Since CLPA do not support online/offline tag generation mechanism, its computation costs of online tag generation are much higher than those of either OOPDP or PAMSD. As described in Sect. 4.3, in the offline tag generation phase, PAMSD computes the chameleon hash values with random numbers and auxiliary parameters in advance, then uses these hash values to generate offline tag pool {σi}1 ≤ i ≤ k. Therefore, the offline computation costs of PAMSD are higher than those of OOPDP.

Considering the high real-time requirement of medical sensor data, we pay more attention to the computing overhead in the online phase that is performed by lightweight mobile terminals. The online tag generation computation costs of the presented scheme are lower than those of either CLPA or OOPDP, which is highly suitable for the cloud-assisted HealthIIoT environment. In other words, the relatively large offline computing overhead will not affect the overall performance of the system.

6.2.2 Computation costs in the verification

To evaluate the computation costs of the verification, in the comparison experiments, the block size and block number are respectively set as 4 KB and 5000, and the number of challenged blocks is increased from 300 to 460 with intervals of 20.

Figure 4 shows the experimental result of the verification time in different numbers of challenge blocks, from which we can learn that: (1) In the three schemes, the verification time of TPA is proportional to the number of challenge blocks, but the growth rate of PAMSD and OOPDP, both of which has a much smaller initial verification time (the number of challenge blocks is equal to 300), is much lower than that of CLPA. (2) The computation costs of PAMSD in the verification phase are lower than those of CLPA and OOPDP.

Fig. 4
figure 4

Verification time in different numbers of challenged block

Compared with CLPA, the online/offline tag generation mechanism greatly improves the verification efficiency.
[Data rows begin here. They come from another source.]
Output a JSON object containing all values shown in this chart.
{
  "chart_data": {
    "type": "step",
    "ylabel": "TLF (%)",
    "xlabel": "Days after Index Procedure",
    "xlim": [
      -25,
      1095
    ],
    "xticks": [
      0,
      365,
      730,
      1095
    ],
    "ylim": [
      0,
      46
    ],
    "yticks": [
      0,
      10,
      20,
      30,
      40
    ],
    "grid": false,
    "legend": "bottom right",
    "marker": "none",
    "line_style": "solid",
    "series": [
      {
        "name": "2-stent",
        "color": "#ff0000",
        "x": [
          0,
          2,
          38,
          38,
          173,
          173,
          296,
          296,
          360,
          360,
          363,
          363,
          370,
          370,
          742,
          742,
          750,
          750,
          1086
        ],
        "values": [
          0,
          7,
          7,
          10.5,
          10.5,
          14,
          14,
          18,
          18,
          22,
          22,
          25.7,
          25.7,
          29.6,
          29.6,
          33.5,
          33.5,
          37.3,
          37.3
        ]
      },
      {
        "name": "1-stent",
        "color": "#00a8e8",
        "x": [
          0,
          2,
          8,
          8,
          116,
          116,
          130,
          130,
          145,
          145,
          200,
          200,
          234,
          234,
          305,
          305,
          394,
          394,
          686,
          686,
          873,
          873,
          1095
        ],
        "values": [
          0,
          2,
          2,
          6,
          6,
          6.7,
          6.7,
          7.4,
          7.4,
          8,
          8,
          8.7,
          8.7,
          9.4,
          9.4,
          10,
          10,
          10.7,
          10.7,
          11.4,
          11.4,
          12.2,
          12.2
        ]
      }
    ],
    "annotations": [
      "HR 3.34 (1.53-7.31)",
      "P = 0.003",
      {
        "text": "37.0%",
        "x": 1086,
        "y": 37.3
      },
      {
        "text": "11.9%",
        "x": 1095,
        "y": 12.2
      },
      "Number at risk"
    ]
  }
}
Meanwhile, in comparison with OOPDP, which is also based on the online/offline signature, PAMSD reduces the computation costs of the TPA in the verification phase while improving the efficiency of online tag generation. In a word, PAMSD is superior to both CLPA and OOPDP in verification performance.

7 Conclusion

The cloud-assisted HealthIIoT system significantly improves healthcare services, where wireless medical sensors continuously collect real-time medical data concerning patients’ vital health parameters, and the flexible access to these cloud-based medical sensor data enables doctors to perform timely medical monitoring and diagnosis. Aiming to address data integrity issues for real-time medical sensor data in the cloud, which is crucial to the cloud-assisted HealthIIoT system, this paper presents an efficient public auditing scheme based on online/offline signature. To address the contradiction between the high real-time requirement of medical sensor data and the limited computing power of HealthIIoT devices, we design a novel online/offline tag generation algorithm. Most of the heavy computations are conducted in the offline phase before receiving medical sensor data to be outsourced, therefore, the online tag generation requires only lightweight preprocessing. Moreover, we employ the secure hash function to blind auditing proof to protect data privacy. We formally prove the security of the presented scheme, and evaluate the performance through theoretical analyses and experimental comparisons with the state-of-the-art ones. The results show that the presented scheme can significantly improve the efficiency of tag generation, while achieving better auditing performance than previous schemes.